На соседнем кресле в позе, готовой к надругательству, спит моя 20-летняя соседка, та, которая делает 5-й аборт. И это так страшно. Не лично мне. Это вообще страшно. Какая-то бессмысленная эмблема бессмысленной цивилизации. У девчонки накрашены глаза и щеки, рыжий роскошный хвост свисает вниз, и ситцевая наглаженная рубашка с кругленьким умильным воротничком закатана до груди. У нее накрашены ногти. Она несколько раз в палате вынимала из кармана халата пузырек лака. Ногти накрашены и на вывернутых железяками кресла ногах с пухлыми детскими пальчиками. И такая во всем этом бессмысленная обреченность, что хочется позвонить в Верховный Совет и сказать: «Козлы, или придите и посмотрите на нее, или закупите, наконец, противозачаточные средства».

И тот самый врач подходит ко мне, натягивая перчатки, и, устало улыбаясь, спрашивает:

— Все нормально?

— Все сказочно, — отвечаю я хрипло.

— Сожмите руку в кулак, — просит анестезиолог.

И какие-то пульсирующие точки бегут от места укола по всему телу, удлиняя и расслаивая его в пространстве. Становится очень темно, очень горячо и очень тяжело. И я проваливаюсь в мир, разговаривающий на языке огромных треугольников, и становлюсь одним из этих треугольников. И, в общем, даже не испытываю тяги обратно, потому что на языке треугольников направления обратно нет. Металлический зверь пожирает из меня ребенка. Он имеет право. Я сама его попросила Я сама заплатила этим за независимость от всех, кроме себя.

И потом длинный пепельный тоннель, и голоса, и там, где по памяти был живот, страшно холодно. А чуть ниже — страшно горячо. И если открыть глаза, то что-то знакомое в профиле стены и крыле падающего вниз потолка. И это круглое, белое... Я его знаю. Кажется, его зовут плафон. Если бы все оно еще не бежало в разные стороны! Как тяжело от того, что оно бежит... И руки... Они каменные. Их уже можно положить на лицо, но руки и лицо еще не чувствуют друг друга. И очень хочется произнести какое-нибудь слово. Но горло еще не оттаяло...

А это — подруга. Она сидит на моей постели и сует мне в рот кусок шоколада. И он огромный и шершавый, как кирпич, и такой тяжелый, что его невозможно сдвинуть языком. И он тает, и кажется, что растекается по всему телу. А это холодное оказывается льдом, ах да, всегда же потом кладут лед. А ниже — там лужа крови, и от этого горячо. И тело, окаймленное вкусом крови, льда и шоколада, медленно и капризно возвращается ко мне.

— Вот видишь, все хорошо, — говорит подруга, и мы отводим глаза друг от друга. — Все хорошо, теперь надо сесть и поесть. Сейчас ты полежишь, а потом я отвезу тебя домой. Ты можешь сесть?

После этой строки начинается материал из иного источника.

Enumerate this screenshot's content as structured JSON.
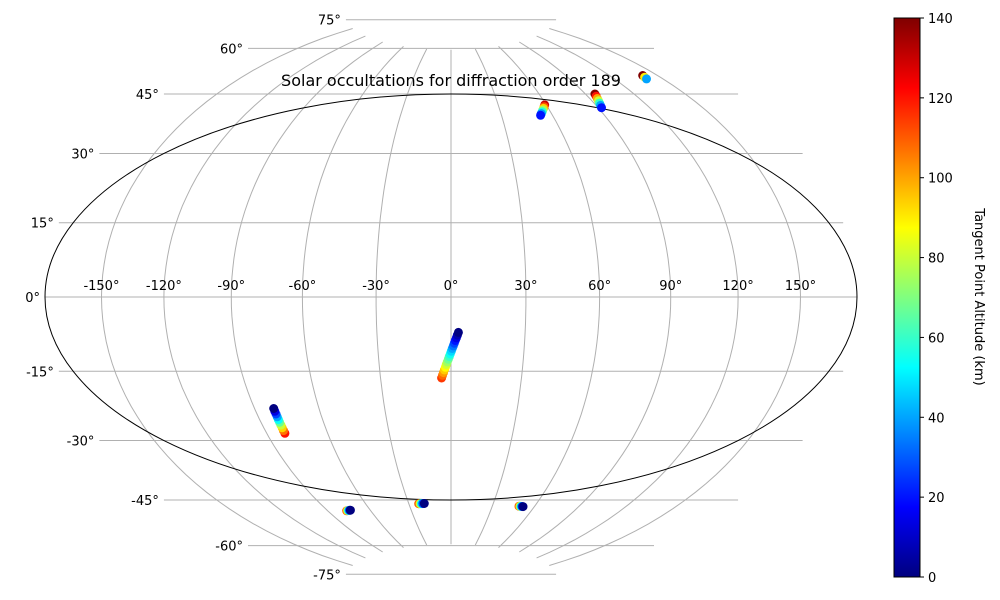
{
  "chart_data": {
    "type": "scatter",
    "projection": "hammer",
    "title": "Solar occultations for diffraction order 189",
    "lon_ticks": [
      "-150°",
      "-120°",
      "-90°",
      "-60°",
      "-30°",
      "0°",
      "30°",
      "60°",
      "90°",
      "120°",
      "150°"
    ],
    "lat_ticks": [
      "75°",
      "60°",
      "45°",
      "30°",
      "15°",
      "0°",
      "-15°",
      "-30°",
      "-45°",
      "-60°",
      "-75°"
    ],
    "grid": true,
    "colorbar": {
      "label": "Tangent Point Altitude (km)",
      "colormap": "jet",
      "range": [
        0,
        140
      ],
      "ticks": [
        "0",
        "20",
        "40",
        "60",
        "80",
        "100",
        "120",
        "140"
      ]
    },
    "series": [
      {
        "lon_start": -81,
        "lat_start": -30,
        "alt_start": 0,
        "lon_end": -81,
        "lat_end": -37,
        "alt_end": 120,
        "n": 10
      },
      {
        "lon_start": 3,
        "lat_start": -10,
        "alt_start": 0,
        "lon_end": -4,
        "lat_end": -23,
        "alt_end": 115,
        "n": 18
      },
      {
        "lon_start": -74,
        "lat_start": -61,
        "alt_start": 0,
        "lon_end": -77,
        "lat_end": -61,
        "alt_end": 110,
        "n": 5
      },
      {
        "lon_start": -19,
        "lat_start": -61,
        "alt_start": 0,
        "lon_end": -23,
        "lat_end": -61,
        "alt_end": 110,
        "n": 5
      },
      {
        "lon_start": 52,
        "lat_start": -61,
        "alt_start": 0,
        "lon_end": 49,
        "lat_end": -61,
        "alt_end": 110,
        "n": 5
      },
      {
        "lon_start": 53,
        "lat_start": 52,
        "alt_start": 20,
        "lon_end": 59,
        "lat_end": 55,
        "alt_end": 130,
        "n": 7
      },
      {
        "lon_start": 92,
        "lat_start": 52,
        "alt_start": 20,
        "lon_end": 96,
        "lat_end": 56,
        "alt_end": 140,
        "n": 7
      },
      {
        "lon_start": 140,
        "lat_start": 56,
        "alt_start": 40,
        "lon_end": 141,
        "lat_end": 57,
        "alt_end": 140,
        "n": 3
      }
    ]
  }
}
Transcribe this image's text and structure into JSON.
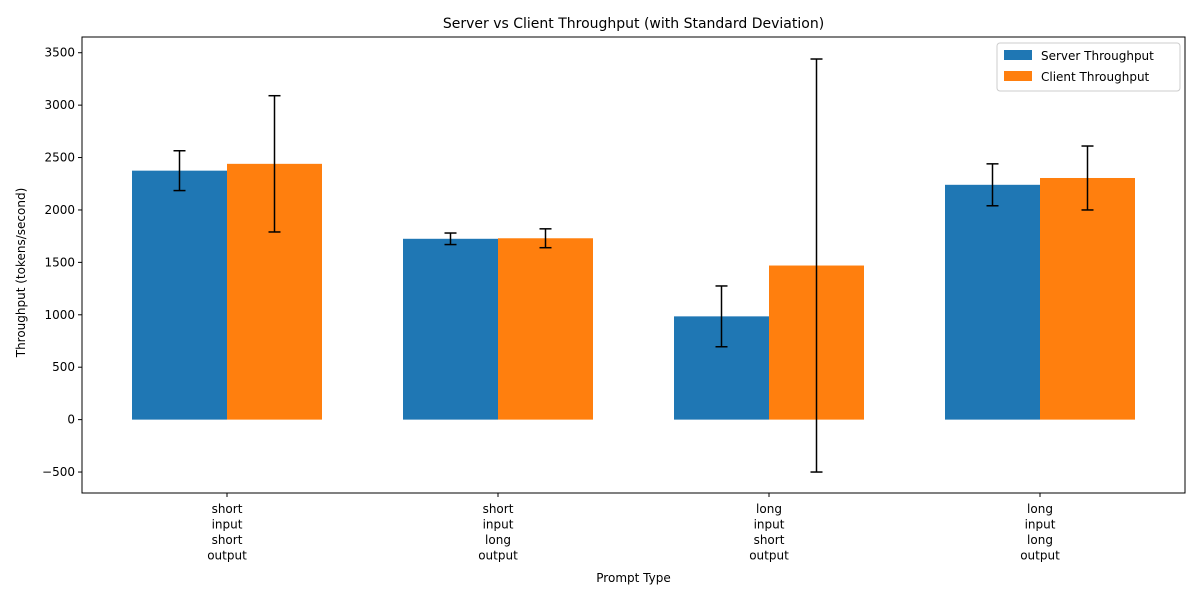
{
  "chart_data": {
    "type": "bar",
    "title": "Server vs Client Throughput (with Standard Deviation)",
    "xlabel": "Prompt Type",
    "ylabel": "Throughput (tokens/second)",
    "categories": [
      [
        "short",
        "input",
        "short",
        "output"
      ],
      [
        "short",
        "input",
        "long",
        "output"
      ],
      [
        "long",
        "input",
        "short",
        "output"
      ],
      [
        "long",
        "input",
        "long",
        "output"
      ]
    ],
    "series": [
      {
        "name": "Server Throughput",
        "color": "#1f77b4",
        "values": [
          2375,
          1725,
          985,
          2240
        ],
        "std": [
          190,
          55,
          290,
          200
        ]
      },
      {
        "name": "Client Throughput",
        "color": "#ff7f0e",
        "values": [
          2440,
          1730,
          1470,
          2305
        ],
        "std": [
          650,
          90,
          1970,
          305
        ]
      }
    ],
    "ylim": [
      -700,
      3650
    ],
    "yticks": [
      -500,
      0,
      500,
      1000,
      1500,
      2000,
      2500,
      3000,
      3500
    ],
    "ytick_labels": [
      "−500",
      "0",
      "500",
      "1000",
      "1500",
      "2000",
      "2500",
      "3000",
      "3500"
    ],
    "grid": false,
    "legend_position": "top-right"
  }
}
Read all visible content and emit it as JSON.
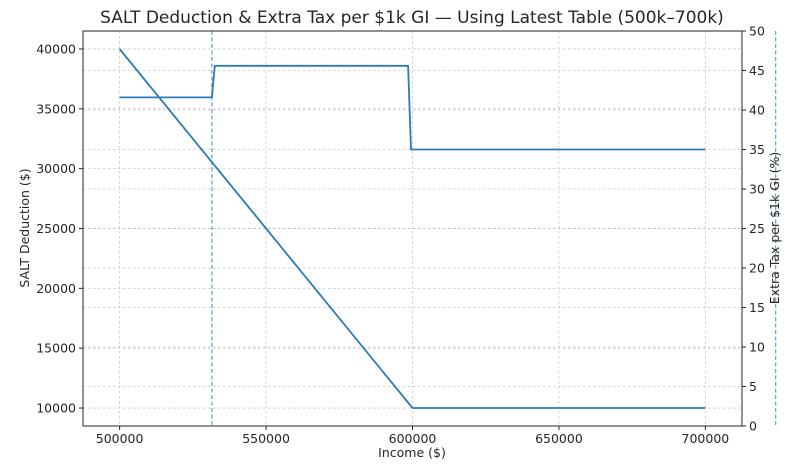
{
  "chart_data": {
    "type": "line",
    "title": "SALT Deduction & Extra Tax per $1k GI — Using Latest Table (500k–700k)",
    "xlabel": "Income ($)",
    "ylabel": "SALT Deduction ($)",
    "y2label": "Extra Tax per $1k GI (%)",
    "xlim": [
      487500,
      712500
    ],
    "ylim": [
      8500,
      41500
    ],
    "y2lim": [
      0,
      50
    ],
    "xticks": [
      500000,
      550000,
      600000,
      650000,
      700000
    ],
    "yticks": [
      10000,
      15000,
      20000,
      25000,
      30000,
      35000,
      40000
    ],
    "y2ticks": [
      0,
      5,
      10,
      15,
      20,
      25,
      30,
      35,
      40,
      45,
      50
    ],
    "grid": true,
    "colors": {
      "line": "#2b7bb4",
      "vline": "#5aa0d0"
    },
    "series": [
      {
        "axis": "left",
        "x": [
          500000,
          600000,
          700000
        ],
        "y": [
          40000,
          10000,
          10000
        ]
      },
      {
        "axis": "right",
        "x": [
          500000,
          531500,
          532500,
          598500,
          599500,
          700000
        ],
        "y": [
          41.6,
          41.6,
          45.6,
          45.6,
          35.0,
          35.0
        ]
      }
    ],
    "vlines": [
      531500,
      724000
    ]
  }
}
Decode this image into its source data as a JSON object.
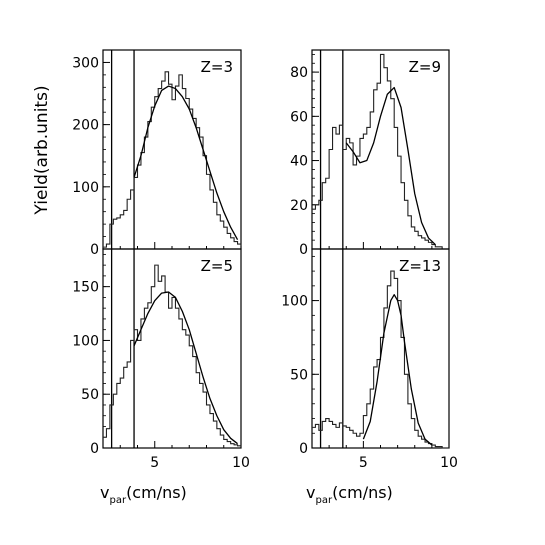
{
  "figure": {
    "ylabel": "Yield(arb.units)",
    "xlabel_main": "v",
    "xlabel_sub": "par",
    "xlabel_unit": "(cm/ns)"
  },
  "chart_data": [
    {
      "type": "line",
      "panel": "top-left",
      "annotation": "Z=3",
      "xlim": [
        2,
        10
      ],
      "ylim": [
        0,
        320
      ],
      "yticks": [
        0,
        100,
        200,
        300
      ],
      "xticks": [
        5,
        10
      ],
      "vlines": [
        2.5,
        3.8
      ],
      "series": [
        {
          "style": "histogram",
          "x": [
            2.0,
            2.2,
            2.4,
            2.6,
            2.8,
            3.0,
            3.2,
            3.4,
            3.6,
            3.8,
            4.0,
            4.2,
            4.4,
            4.6,
            4.8,
            5.0,
            5.2,
            5.4,
            5.6,
            5.8,
            6.0,
            6.2,
            6.4,
            6.6,
            6.8,
            7.0,
            7.2,
            7.4,
            7.6,
            7.8,
            8.0,
            8.2,
            8.4,
            8.6,
            8.8,
            9.0,
            9.2,
            9.4,
            9.6,
            9.8,
            10.0
          ],
          "y": [
            3,
            8,
            40,
            48,
            50,
            55,
            62,
            80,
            95,
            115,
            135,
            155,
            180,
            205,
            228,
            245,
            258,
            270,
            285,
            265,
            240,
            262,
            280,
            258,
            242,
            225,
            210,
            195,
            180,
            150,
            120,
            95,
            75,
            55,
            45,
            35,
            25,
            18,
            12,
            8,
            5
          ]
        },
        {
          "style": "fit",
          "x": [
            3.8,
            4.2,
            4.6,
            5.0,
            5.4,
            5.8,
            6.2,
            6.6,
            7.0,
            7.4,
            7.8,
            8.2,
            8.6,
            9.0,
            9.4,
            9.8
          ],
          "y": [
            115,
            150,
            195,
            230,
            255,
            262,
            258,
            245,
            225,
            195,
            160,
            125,
            90,
            60,
            35,
            15
          ]
        }
      ]
    },
    {
      "type": "line",
      "panel": "top-right",
      "annotation": "Z=9",
      "xlim": [
        2,
        10
      ],
      "ylim": [
        0,
        90
      ],
      "yticks": [
        0,
        20,
        40,
        60,
        80
      ],
      "xticks": [
        5,
        10
      ],
      "vlines": [
        2.5,
        3.8
      ],
      "series": [
        {
          "style": "histogram",
          "x": [
            2.0,
            2.2,
            2.4,
            2.6,
            2.8,
            3.0,
            3.2,
            3.4,
            3.6,
            3.8,
            4.0,
            4.2,
            4.4,
            4.6,
            4.8,
            5.0,
            5.2,
            5.4,
            5.6,
            5.8,
            6.0,
            6.2,
            6.4,
            6.6,
            6.8,
            7.0,
            7.2,
            7.4,
            7.6,
            7.8,
            8.0,
            8.2,
            8.4,
            8.6,
            8.8,
            9.0,
            9.2,
            9.4,
            9.6,
            9.8,
            10.0
          ],
          "y": [
            18,
            20,
            22,
            30,
            32,
            45,
            55,
            52,
            56,
            45,
            50,
            48,
            38,
            42,
            50,
            52,
            55,
            62,
            72,
            75,
            88,
            82,
            76,
            68,
            55,
            42,
            30,
            22,
            15,
            10,
            8,
            6,
            5,
            4,
            3,
            2,
            1,
            1,
            0,
            0,
            0
          ]
        },
        {
          "style": "fit",
          "x": [
            4.0,
            4.4,
            4.8,
            5.2,
            5.6,
            6.0,
            6.4,
            6.8,
            7.2,
            7.6,
            8.0,
            8.4,
            8.8,
            9.2
          ],
          "y": [
            48,
            44,
            39,
            40,
            48,
            60,
            70,
            73,
            64,
            45,
            25,
            12,
            5,
            2
          ]
        }
      ]
    },
    {
      "type": "line",
      "panel": "bottom-left",
      "annotation": "Z=5",
      "xlim": [
        2,
        10
      ],
      "ylim": [
        0,
        185
      ],
      "yticks": [
        0,
        50,
        100,
        150
      ],
      "xticks": [
        5,
        10
      ],
      "vlines": [
        2.5,
        3.8
      ],
      "series": [
        {
          "style": "histogram",
          "x": [
            2.0,
            2.2,
            2.4,
            2.6,
            2.8,
            3.0,
            3.2,
            3.4,
            3.6,
            3.8,
            4.0,
            4.2,
            4.4,
            4.6,
            4.8,
            5.0,
            5.2,
            5.4,
            5.6,
            5.8,
            6.0,
            6.2,
            6.4,
            6.6,
            6.8,
            7.0,
            7.2,
            7.4,
            7.6,
            7.8,
            8.0,
            8.2,
            8.4,
            8.6,
            8.8,
            9.0,
            9.2,
            9.4,
            9.6,
            9.8,
            10.0
          ],
          "y": [
            10,
            18,
            40,
            50,
            60,
            65,
            75,
            80,
            100,
            110,
            100,
            120,
            130,
            135,
            150,
            170,
            155,
            160,
            145,
            130,
            140,
            130,
            120,
            110,
            105,
            95,
            85,
            70,
            60,
            52,
            40,
            32,
            25,
            18,
            12,
            8,
            6,
            4,
            3,
            2,
            1
          ]
        },
        {
          "style": "fit",
          "x": [
            3.8,
            4.2,
            4.6,
            5.0,
            5.4,
            5.8,
            6.2,
            6.6,
            7.0,
            7.4,
            7.8,
            8.2,
            8.6,
            9.0,
            9.4,
            9.8
          ],
          "y": [
            95,
            110,
            125,
            137,
            144,
            145,
            140,
            127,
            110,
            88,
            66,
            46,
            30,
            17,
            9,
            4
          ]
        }
      ]
    },
    {
      "type": "line",
      "panel": "bottom-right",
      "annotation": "Z=13",
      "xlim": [
        2,
        10
      ],
      "ylim": [
        0,
        135
      ],
      "yticks": [
        0,
        50,
        100
      ],
      "xticks": [
        5,
        10
      ],
      "vlines": [
        2.5,
        3.8
      ],
      "series": [
        {
          "style": "histogram",
          "x": [
            2.0,
            2.2,
            2.4,
            2.6,
            2.8,
            3.0,
            3.2,
            3.4,
            3.6,
            3.8,
            4.0,
            4.2,
            4.4,
            4.6,
            4.8,
            5.0,
            5.2,
            5.4,
            5.6,
            5.8,
            6.0,
            6.2,
            6.4,
            6.6,
            6.8,
            7.0,
            7.2,
            7.4,
            7.6,
            7.8,
            8.0,
            8.2,
            8.4,
            8.6,
            8.8,
            9.0,
            9.2,
            9.4,
            9.6,
            9.8,
            10.0
          ],
          "y": [
            14,
            16,
            12,
            18,
            20,
            18,
            16,
            14,
            17,
            15,
            14,
            12,
            10,
            8,
            10,
            22,
            30,
            40,
            55,
            60,
            75,
            95,
            110,
            120,
            115,
            100,
            75,
            50,
            30,
            20,
            12,
            8,
            6,
            4,
            3,
            2,
            1,
            1,
            0,
            0,
            0
          ]
        },
        {
          "style": "fit",
          "x": [
            5.0,
            5.4,
            5.8,
            6.2,
            6.6,
            6.8,
            7.0,
            7.2,
            7.4,
            7.8,
            8.2,
            8.6,
            9.0
          ],
          "y": [
            6,
            18,
            45,
            78,
            100,
            104,
            100,
            90,
            72,
            40,
            17,
            6,
            2
          ]
        }
      ]
    }
  ]
}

— Пока нет, — говорю я, и мне очень стыдно. А потом, через несколько часов, едем в такси, и вечерний город крутится в стекле, как карусель. И губы как из глины, и ими не хочется разговаривать больше никогда.

А потом звонит он и спрашивает:

— Ну, как ты?

И я хочу сказать:

— Я тебя ужасно люблю. Но говорю:

— Нормально, только очень болит голова, — потому что нельзя говорить такие вещи, если оба не готовы немедленно заплатить за них. И я вдруг понимаю, что эмиграция сделала с ним то же самое, что металлический зверь со мной; и мы подсунуты небесным диспетчером друг другу в изношенных костюмах Пьеро и Коломбины, чтобы еще и еще отыграть реплики из суфлерской будки... И он входит, наконец, с каким-то смешным хвостом и охапкой фиолетовых цветов, названия которых не знает никто; у него в первые минуты встречи всегда растерянные глаза, потому что ему всегда кажется, что здесь его ждали меньше, чем ему хочется, и эти глаза надо оттаивать поцелуями; и когда мы садимся рядом, взявшись за руки, как дети, которые что-то задумали, я говорю:

— Скажи, а нельзя эвакуировать все население Парижа, а Париж взорвать? И тогда тебе некуда будет возвращаться.

И он отвечает:

— Я не могу ничего делать в этой стране, потому что она отбила у меня охоту делать с ней что-то общее.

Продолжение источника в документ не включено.